Here comes the waiting part. You’ll want that cob to dry out and harden as much as possible; professional corn cob pipe makers let their cobs dry for two years. Granted, we don’t generally have that much time to wait, so you can throw it in the oven or use a dehydrator to speed up the process. I let mine sit for about one week after baking it on 100 degrees for a few hours, and while I’m no expert, it seems to work fine.
Dig out the pith with your pocket knife to shape the bowl (another reason why “Every Man Should Carry a Pocket Knife”); if possible, make it about one inch deep. The width of your bowl should be as wide as the pith allows without making the walls of your pipe too thin. Having slender walls will make it hot in your hand when you light the tobacco, so keep them thick.
Beneath the bowl, drill a narrow path through the pith towards the bottom of the pipe…If you prefer to refrain from using power tools during this project (which is perfectly understandable and even encouraged), you can also heat up a metal hanger and bore through the pith’s center.
While you’re letting the bowl dry out, construct the stem of your pipe. There are a few options here; without a lathe it’s difficult to turn a piece of wood. If you have access to some narrow bamboo, then use that. It’s easy to hollow out with a metal hanger heated up red hot or with a drill, and it will fit nicely into the hole that will be cut near the base of your cob.
I don’t have a lathe nor access to bamboo, so I went out and found a downed Bay Tree branch, cut it, drilled a hole through its center and then whittled it with my knife until it fit the dimensions I wanted.

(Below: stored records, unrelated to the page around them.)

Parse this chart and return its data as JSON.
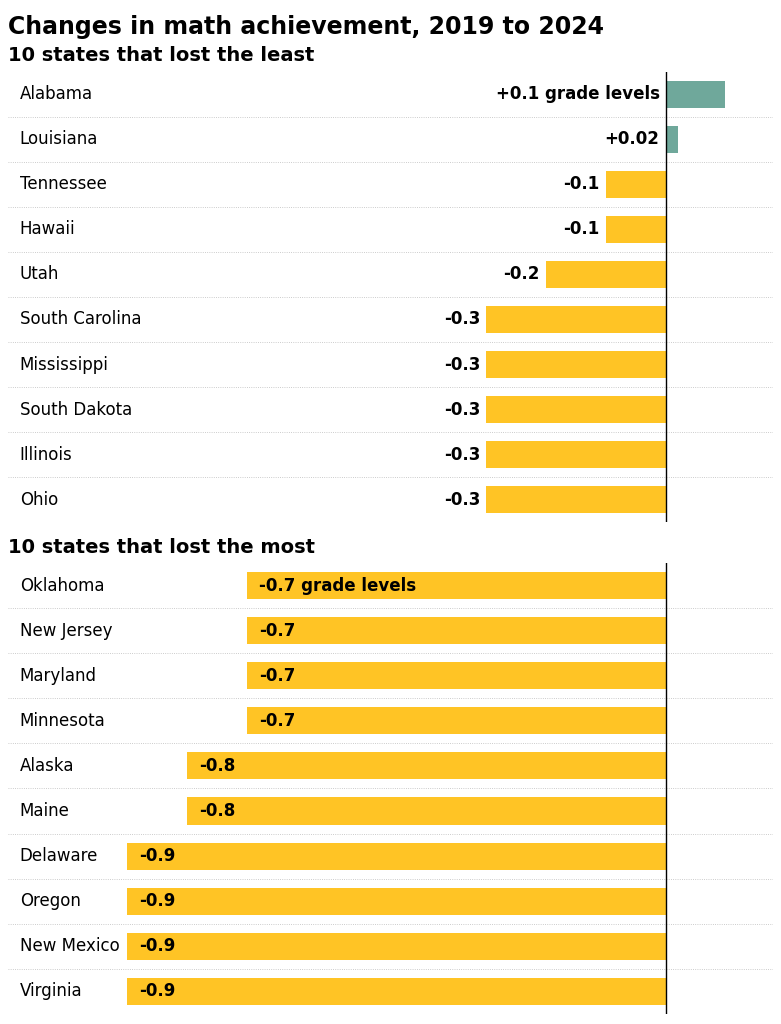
{
  "title": "Changes in math achievement, 2019 to 2024",
  "section1_title": "10 states that lost the least",
  "section2_title": "10 states that lost the most",
  "top10_states": [
    "Alabama",
    "Louisiana",
    "Tennessee",
    "Hawaii",
    "Utah",
    "South Carolina",
    "Mississippi",
    "South Dakota",
    "Illinois",
    "Ohio"
  ],
  "top10_values": [
    0.1,
    0.02,
    -0.1,
    -0.1,
    -0.2,
    -0.3,
    -0.3,
    -0.3,
    -0.3,
    -0.3
  ],
  "top10_labels": [
    "+0.1",
    "+0.02",
    "-0.1",
    "-0.1",
    "-0.2",
    "-0.3",
    "-0.3",
    "-0.3",
    "-0.3",
    "-0.3"
  ],
  "bottom10_states": [
    "Oklahoma",
    "New Jersey",
    "Maryland",
    "Minnesota",
    "Alaska",
    "Maine",
    "Delaware",
    "Oregon",
    "New Mexico",
    "Virginia"
  ],
  "bottom10_values": [
    -0.7,
    -0.7,
    -0.7,
    -0.7,
    -0.8,
    -0.8,
    -0.9,
    -0.9,
    -0.9,
    -0.9
  ],
  "bottom10_labels": [
    "-0.7",
    "-0.7",
    "-0.7",
    "-0.7",
    "-0.8",
    "-0.8",
    "-0.9",
    "-0.9",
    "-0.9",
    "-0.9"
  ],
  "positive_color": "#6fa89b",
  "negative_color": "#ffc425",
  "background_color": "#ffffff",
  "title_fontsize": 17,
  "section_fontsize": 14,
  "label_fontsize": 12,
  "state_fontsize": 12
}
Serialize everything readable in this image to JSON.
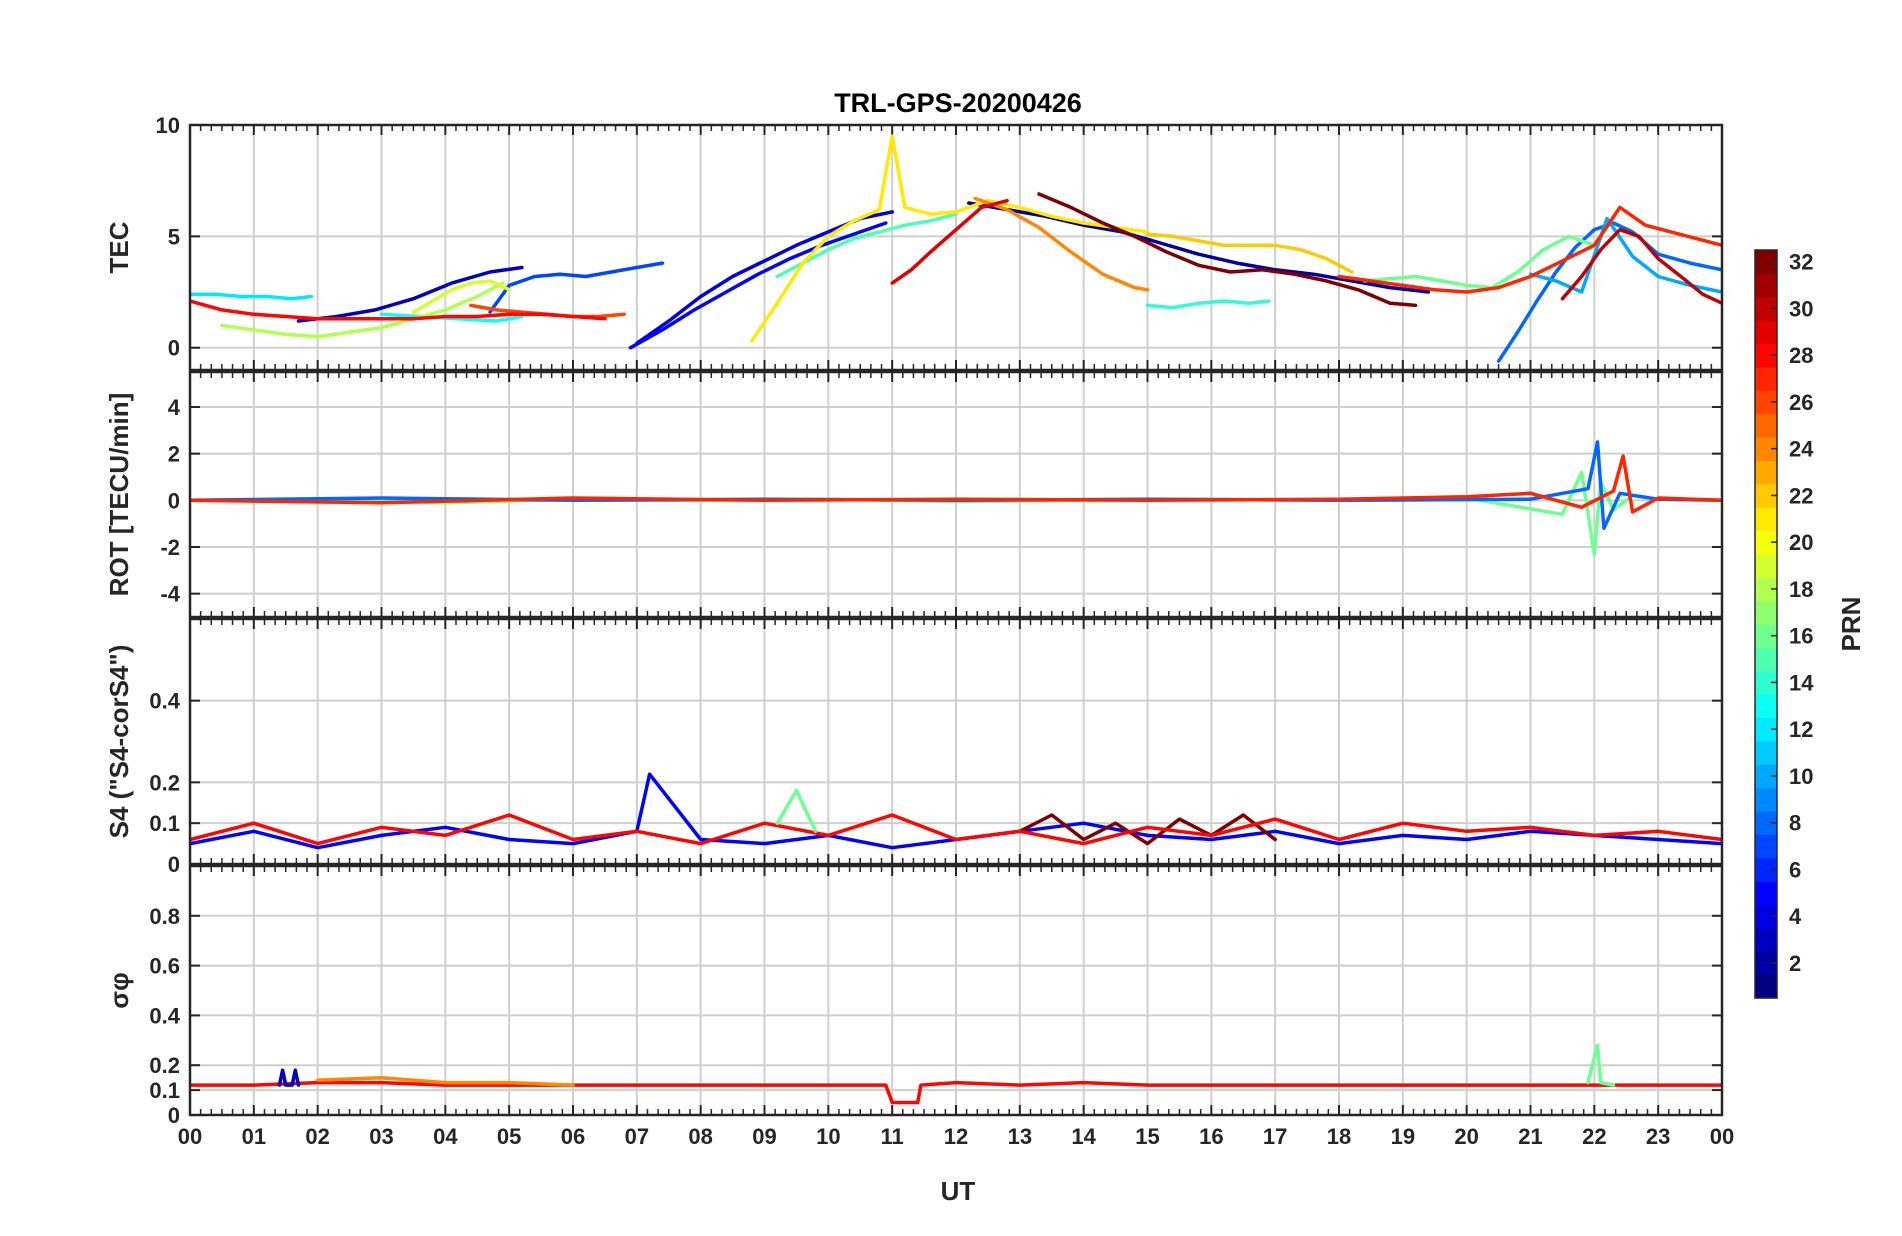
{
  "chart_data": {
    "type": "line",
    "title": "TRL-GPS-20200426",
    "xlabel": "UT",
    "xlim": [
      0,
      24
    ],
    "xticks": [
      "00",
      "01",
      "02",
      "03",
      "04",
      "05",
      "06",
      "07",
      "08",
      "09",
      "10",
      "11",
      "12",
      "13",
      "14",
      "15",
      "16",
      "17",
      "18",
      "19",
      "20",
      "21",
      "22",
      "23",
      "00"
    ],
    "grid": true,
    "colorbar": {
      "label": "PRN",
      "range": [
        1,
        32
      ],
      "ticks": [
        "2",
        "4",
        "6",
        "8",
        "10",
        "12",
        "14",
        "16",
        "18",
        "20",
        "22",
        "24",
        "26",
        "28",
        "30",
        "32"
      ],
      "colormap": "jet"
    },
    "panels": [
      {
        "ylabel": "TEC",
        "ylim": [
          -1,
          10
        ],
        "yticks": [
          "0",
          "5",
          "10"
        ],
        "series": [
          {
            "prn": 2,
            "x": [
              12.2,
              12.8,
              13.4,
              14.0,
              14.6,
              15.2,
              15.8,
              16.4,
              17.0,
              17.6,
              18.2,
              18.8,
              19.4
            ],
            "y": [
              6.5,
              6.2,
              5.9,
              5.5,
              5.2,
              4.7,
              4.2,
              3.8,
              3.5,
              3.3,
              3.0,
              2.7,
              2.5
            ]
          },
          {
            "prn": 3,
            "x": [
              1.7,
              2.3,
              2.9,
              3.5,
              4.1,
              4.7,
              5.2
            ],
            "y": [
              1.2,
              1.4,
              1.7,
              2.2,
              2.9,
              3.4,
              3.6
            ]
          },
          {
            "prn": 4,
            "x": [
              7.0,
              7.5,
              8.0,
              8.5,
              9.0,
              9.5,
              10.0,
              10.5,
              11.0
            ],
            "y": [
              0.2,
              1.2,
              2.3,
              3.2,
              3.9,
              4.6,
              5.2,
              5.8,
              6.1
            ]
          },
          {
            "prn": 5,
            "x": [
              6.9,
              7.4,
              7.9,
              8.4,
              8.9,
              9.4,
              9.9,
              10.4,
              10.9
            ],
            "y": [
              0.0,
              0.8,
              1.7,
              2.5,
              3.3,
              4.0,
              4.6,
              5.1,
              5.6
            ]
          },
          {
            "prn": 7,
            "x": [
              4.7,
              5.0,
              5.4,
              5.8,
              6.2,
              6.6,
              7.0,
              7.4
            ],
            "y": [
              1.6,
              2.8,
              3.2,
              3.3,
              3.2,
              3.4,
              3.6,
              3.8
            ]
          },
          {
            "prn": 8,
            "x": [
              20.5,
              20.8,
              21.1,
              21.4,
              21.7,
              22.0,
              22.3,
              22.6,
              23.0,
              23.5,
              24.0
            ],
            "y": [
              -0.6,
              0.7,
              2.1,
              3.4,
              4.5,
              5.3,
              5.6,
              5.2,
              4.2,
              3.8,
              3.5
            ]
          },
          {
            "prn": 10,
            "x": [
              21.0,
              21.4,
              21.8,
              22.2,
              22.6,
              23.0,
              23.5,
              24.0
            ],
            "y": [
              3.3,
              3.0,
              2.5,
              5.8,
              4.1,
              3.2,
              2.8,
              2.5
            ]
          },
          {
            "prn": 12,
            "x": [
              0.0,
              0.4,
              0.8,
              1.2,
              1.6,
              1.9
            ],
            "y": [
              2.4,
              2.4,
              2.3,
              2.3,
              2.2,
              2.3
            ]
          },
          {
            "prn": 13,
            "x": [
              3.0,
              3.6,
              4.2,
              4.8,
              5.2
            ],
            "y": [
              1.5,
              1.4,
              1.3,
              1.2,
              1.4
            ]
          },
          {
            "prn": 14,
            "x": [
              15.0,
              15.4,
              15.8,
              16.2,
              16.6,
              16.9
            ],
            "y": [
              1.9,
              1.8,
              2.0,
              2.1,
              2.0,
              2.1
            ]
          },
          {
            "prn": 15,
            "x": [
              9.2,
              9.6,
              10.0,
              10.4,
              10.8,
              11.2,
              11.6,
              12.0
            ],
            "y": [
              3.2,
              3.8,
              4.4,
              4.9,
              5.2,
              5.5,
              5.7,
              6.0
            ]
          },
          {
            "prn": 16,
            "x": [
              18.4,
              18.8,
              19.2,
              19.6,
              20.0,
              20.4,
              20.8,
              21.2,
              21.6,
              22.0
            ],
            "y": [
              3.0,
              3.1,
              3.2,
              3.0,
              2.8,
              2.7,
              3.4,
              4.4,
              5.0,
              4.6
            ]
          },
          {
            "prn": 18,
            "x": [
              0.5,
              1.0,
              1.5,
              2.0,
              2.5,
              3.0,
              3.5,
              4.0,
              4.5,
              4.9
            ],
            "y": [
              1.0,
              0.8,
              0.6,
              0.5,
              0.7,
              0.9,
              1.3,
              1.7,
              2.3,
              2.9
            ]
          },
          {
            "prn": 19,
            "x": [
              3.5,
              3.8,
              4.1,
              4.4,
              4.7,
              5.0
            ],
            "y": [
              1.6,
              2.1,
              2.6,
              2.9,
              3.0,
              2.6
            ]
          },
          {
            "prn": 21,
            "x": [
              8.8,
              9.2,
              9.6,
              10.0,
              10.4,
              10.8,
              11.0,
              11.2,
              11.6,
              12.0,
              12.5,
              13.0,
              13.5,
              14.0,
              14.5,
              15.0
            ],
            "y": [
              0.3,
              2.0,
              3.8,
              5.0,
              5.7,
              6.2,
              9.5,
              6.3,
              6.0,
              6.1,
              6.6,
              6.3,
              5.9,
              5.6,
              5.4,
              5.2
            ]
          },
          {
            "prn": 22,
            "x": [
              15.0,
              15.4,
              15.8,
              16.2,
              16.6,
              17.0,
              17.4,
              17.8,
              18.2
            ],
            "y": [
              5.1,
              5.0,
              4.8,
              4.6,
              4.6,
              4.6,
              4.4,
              4.0,
              3.4
            ]
          },
          {
            "prn": 24,
            "x": [
              12.3,
              12.8,
              13.3,
              13.8,
              14.3,
              14.8,
              15.0
            ],
            "y": [
              6.7,
              6.2,
              5.4,
              4.3,
              3.3,
              2.7,
              2.6
            ]
          },
          {
            "prn": 26,
            "x": [
              4.4,
              4.8,
              5.2,
              5.6,
              6.0,
              6.4,
              6.8
            ],
            "y": [
              1.9,
              1.7,
              1.6,
              1.5,
              1.4,
              1.4,
              1.5
            ]
          },
          {
            "prn": 27,
            "x": [
              18.0,
              18.5,
              19.0,
              19.5,
              20.0,
              20.5,
              21.0,
              21.5,
              22.0,
              22.4,
              22.8,
              23.2,
              23.6,
              24.0
            ],
            "y": [
              3.2,
              3.0,
              2.8,
              2.6,
              2.5,
              2.7,
              3.2,
              3.9,
              4.6,
              6.3,
              5.5,
              5.2,
              4.9,
              4.6
            ]
          },
          {
            "prn": 28,
            "x": [
              0.0,
              0.5,
              1.0,
              1.5,
              2.0,
              2.5,
              3.0,
              3.5,
              4.0,
              4.5,
              5.0,
              5.5,
              6.0,
              6.5
            ],
            "y": [
              2.1,
              1.7,
              1.5,
              1.4,
              1.3,
              1.3,
              1.3,
              1.3,
              1.4,
              1.4,
              1.5,
              1.5,
              1.4,
              1.3
            ]
          },
          {
            "prn": 29,
            "x": [
              11.0,
              11.3,
              11.6,
              12.0,
              12.4,
              12.8
            ],
            "y": [
              2.9,
              3.5,
              4.3,
              5.3,
              6.3,
              6.6
            ]
          },
          {
            "prn": 30,
            "x": [
              21.5,
              21.8,
              22.1,
              22.4,
              22.7,
              23.0,
              23.4,
              23.7,
              24.0
            ],
            "y": [
              2.2,
              3.2,
              4.4,
              5.3,
              5.0,
              4.0,
              3.1,
              2.4,
              2.0
            ]
          },
          {
            "prn": 32,
            "x": [
              13.3,
              13.8,
              14.3,
              14.8,
              15.3,
              15.8,
              16.3,
              16.8,
              17.3,
              17.8,
              18.3,
              18.8,
              19.2
            ],
            "y": [
              6.9,
              6.3,
              5.6,
              5.0,
              4.3,
              3.7,
              3.4,
              3.5,
              3.3,
              3.0,
              2.6,
              2.0,
              1.9
            ]
          }
        ]
      },
      {
        "ylabel": "ROT [TECU/min]",
        "ylim": [
          -5,
          5.5
        ],
        "yticks": [
          "-4",
          "-2",
          "0",
          "2",
          "4"
        ],
        "series": [
          {
            "prn": 16,
            "x": [
              0,
              2,
              4,
              6,
              8,
              10,
              12,
              14,
              16,
              18,
              20,
              21.5,
              21.8,
              22.0,
              22.1,
              22.3,
              22.6,
              23,
              24
            ],
            "y": [
              0,
              0.05,
              -0.1,
              0.05,
              0,
              0.05,
              -0.05,
              0,
              0.05,
              0,
              0.1,
              -0.6,
              1.2,
              -2.3,
              0.8,
              -0.4,
              0.2,
              0.05,
              0
            ]
          },
          {
            "prn": 8,
            "x": [
              0,
              3,
              6,
              9,
              12,
              15,
              18,
              21,
              21.9,
              22.05,
              22.15,
              22.4,
              23,
              24
            ],
            "y": [
              0,
              0.1,
              0,
              0.05,
              0,
              0.05,
              0,
              0.05,
              0.5,
              2.5,
              -1.2,
              0.3,
              0.05,
              0
            ]
          },
          {
            "prn": 27,
            "x": [
              0,
              3,
              6,
              9,
              12,
              15,
              18,
              20,
              21,
              21.8,
              22.3,
              22.45,
              22.6,
              23,
              24
            ],
            "y": [
              0,
              -0.1,
              0.1,
              0,
              0.05,
              0,
              0.05,
              0.15,
              0.3,
              -0.3,
              0.4,
              1.9,
              -0.5,
              0.1,
              0
            ]
          }
        ]
      },
      {
        "ylabel": "S4 (\"S4-corS4\")",
        "ylim": [
          0,
          0.6
        ],
        "yticks": [
          "0",
          "0.1",
          "0.2",
          "0.4"
        ],
        "series": [
          {
            "prn": 5,
            "x": [
              0,
              1,
              2,
              3,
              4,
              5,
              6,
              7,
              7.2,
              8,
              9,
              10,
              11,
              12,
              13,
              14,
              15,
              16,
              17,
              18,
              19,
              20,
              21,
              22,
              23,
              24
            ],
            "y": [
              0.05,
              0.08,
              0.04,
              0.07,
              0.09,
              0.06,
              0.05,
              0.08,
              0.22,
              0.06,
              0.05,
              0.07,
              0.04,
              0.06,
              0.08,
              0.1,
              0.07,
              0.06,
              0.08,
              0.05,
              0.07,
              0.06,
              0.08,
              0.07,
              0.06,
              0.05
            ]
          },
          {
            "prn": 32,
            "x": [
              13,
              13.5,
              14,
              14.5,
              15,
              15.5,
              16,
              16.5,
              17
            ],
            "y": [
              0.08,
              0.12,
              0.06,
              0.1,
              0.05,
              0.11,
              0.07,
              0.12,
              0.06
            ]
          },
          {
            "prn": 28,
            "x": [
              0,
              1,
              2,
              3,
              4,
              5,
              6,
              7,
              8,
              9,
              10,
              11,
              12,
              13,
              14,
              15,
              16,
              17,
              18,
              19,
              20,
              21,
              22,
              23,
              24
            ],
            "y": [
              0.06,
              0.1,
              0.05,
              0.09,
              0.07,
              0.12,
              0.06,
              0.08,
              0.05,
              0.1,
              0.07,
              0.12,
              0.06,
              0.08,
              0.05,
              0.09,
              0.07,
              0.11,
              0.06,
              0.1,
              0.08,
              0.09,
              0.07,
              0.08,
              0.06
            ]
          },
          {
            "prn": 16,
            "x": [
              9.2,
              9.5,
              9.8
            ],
            "y": [
              0.1,
              0.18,
              0.08
            ]
          }
        ]
      },
      {
        "ylabel": "σφ",
        "ylim": [
          0,
          1
        ],
        "yticks": [
          "0",
          "0.1",
          "0.2",
          "0.4",
          "0.6",
          "0.8"
        ],
        "series": [
          {
            "prn": 28,
            "x": [
              0,
              1,
              2,
              3,
              4,
              5,
              6,
              7,
              8,
              9,
              10,
              10.9,
              11.0,
              11.4,
              11.45,
              12,
              13,
              14,
              15,
              16,
              17,
              18,
              19,
              20,
              21,
              22,
              23,
              24
            ],
            "y": [
              0.12,
              0.12,
              0.13,
              0.13,
              0.12,
              0.12,
              0.12,
              0.12,
              0.12,
              0.12,
              0.12,
              0.12,
              0.05,
              0.05,
              0.12,
              0.13,
              0.12,
              0.13,
              0.12,
              0.12,
              0.12,
              0.12,
              0.12,
              0.12,
              0.12,
              0.12,
              0.12,
              0.12
            ]
          },
          {
            "prn": 24,
            "x": [
              2,
              3,
              4,
              5,
              6
            ],
            "y": [
              0.14,
              0.15,
              0.13,
              0.13,
              0.12
            ]
          },
          {
            "prn": 16,
            "x": [
              21.9,
              22.05,
              22.1,
              22.3
            ],
            "y": [
              0.13,
              0.28,
              0.13,
              0.12
            ]
          },
          {
            "prn": 3,
            "x": [
              1.4,
              1.45,
              1.5,
              1.6,
              1.65,
              1.7
            ],
            "y": [
              0.12,
              0.18,
              0.12,
              0.12,
              0.18,
              0.12
            ]
          }
        ]
      }
    ]
  }
}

Use a pocket knife to angle one side of the stem down to a point. This side will be pushed into the cob.
Drill a hole above the base of the corn cob until it meets the hole in the pith. Make sure that this hole is slightly smaller than your stem. Press your stem into the cob and line up the hole in the stem with the hole in the pith (you may need to shave off small portions of the stem to get a proper fit). All you need now is some tobacco of your choice and a match.
And now I’ll sit upon my stoop throne, observe the pollen sacs collecting on the legs of bees and appreciate the billowing drifts of smoke escaping my lips.